About 20 cars were parked on both sides of 13th Street in front of the hospital with signs in their windows. Most read, "Support Havre's registered nurses."

The nurses union voted recently to approve concerted actions, such as parking the cars with the signs. Other possible actions could include informational picketing, taking out advertisements or asking for support from other unions, said Bob Ingram, chairman of Local No. 12 of the Montana Nurses Association.

Kathie Newell, spokeswoman for Northern Montana Health Care, said the administration had no comment about the cars.
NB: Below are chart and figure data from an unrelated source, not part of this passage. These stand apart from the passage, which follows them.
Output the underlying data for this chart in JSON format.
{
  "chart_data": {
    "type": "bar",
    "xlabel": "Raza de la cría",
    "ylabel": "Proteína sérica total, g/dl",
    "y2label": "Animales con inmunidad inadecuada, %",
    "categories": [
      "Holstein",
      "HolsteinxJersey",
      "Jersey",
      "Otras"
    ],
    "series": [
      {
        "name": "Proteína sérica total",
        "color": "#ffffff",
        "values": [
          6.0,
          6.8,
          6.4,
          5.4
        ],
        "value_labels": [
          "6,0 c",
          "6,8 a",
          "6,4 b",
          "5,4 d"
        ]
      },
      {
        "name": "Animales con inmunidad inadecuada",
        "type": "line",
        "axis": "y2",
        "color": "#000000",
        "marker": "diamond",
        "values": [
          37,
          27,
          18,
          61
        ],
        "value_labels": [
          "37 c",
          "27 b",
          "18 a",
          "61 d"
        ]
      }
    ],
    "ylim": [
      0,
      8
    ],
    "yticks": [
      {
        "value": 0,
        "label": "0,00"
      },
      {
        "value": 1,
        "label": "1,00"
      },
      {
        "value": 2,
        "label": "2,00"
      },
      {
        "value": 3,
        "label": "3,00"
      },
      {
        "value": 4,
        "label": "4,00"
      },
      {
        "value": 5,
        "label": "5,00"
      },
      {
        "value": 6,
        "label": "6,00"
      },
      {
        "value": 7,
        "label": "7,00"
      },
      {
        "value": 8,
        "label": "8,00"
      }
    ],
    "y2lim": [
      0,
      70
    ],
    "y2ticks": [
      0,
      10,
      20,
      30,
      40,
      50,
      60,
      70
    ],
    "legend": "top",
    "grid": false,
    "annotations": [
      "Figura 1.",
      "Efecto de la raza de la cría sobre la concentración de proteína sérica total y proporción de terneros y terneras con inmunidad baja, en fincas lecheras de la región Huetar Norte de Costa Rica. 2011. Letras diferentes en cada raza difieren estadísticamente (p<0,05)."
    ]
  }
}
Negotiators for Local No. 12 will meet with the hospital's negotiators Friday. The meeting was requested by a federal mediator, who is scheduled to come to Havre Jan 29-30.

The nurses, who have been working without a contract since Nov. 30, asked in December for mediation of the negotiations.

The hospital's lead negotiator, attorney Don Robinson of Butte, has said that the hospital is interested in resolving the issues Friday.

That's good to hear, Ingram said today. But Robinson's remark that the hospital's position hasn't changed is troubling, he said.

The hospital has offered counterproposals on only four of 28 proposals presented by the union, according to both sides.

If both sides go into negotiations unwilling to compromise, that isn't negotiating, Ingram said.

Ingram said the 24 proposals boil down to just a few issues and that a major issue is wages.

He said it's difficult to attract and keep nurses, especially during a nationwide nursing shortage, when a health care organization pays low wages.

Montana Nursing Association labor relations specialist Raymond Berg said the starting wages for registered nurses at the hospital, $15.62 an hour, are the lowest of the Montana health care organizations where the union represents nurses.

He said it's difficult to compare wages for more experienced nurses. Variables, such as what part of the hospital the nurse works in and what shifts are scheduled, make comparing wages very complicated.

Comparisons are simpler for nurses employed at the clinic. Of the 13 organizations where the union represents nurses, the Havre clinic also pays the lowest starting wage, $12.81, which is $4.07 an hour less than the average, according to the union.

The clinic pays $16.71 an hour for a registered nurse with 20 years of experience, while other union clinics pay as much as $22.22 an hour, $5.51 more.

In an environment where other hospitals and health care organizations are offering to pay a signing bonus and moving expenses as well as higher wages, Ingram said, it will be difficult to attract and keep nurses at Northern.

The union represents about 100 of about 150 nurses employed by Northern Montana Health Care.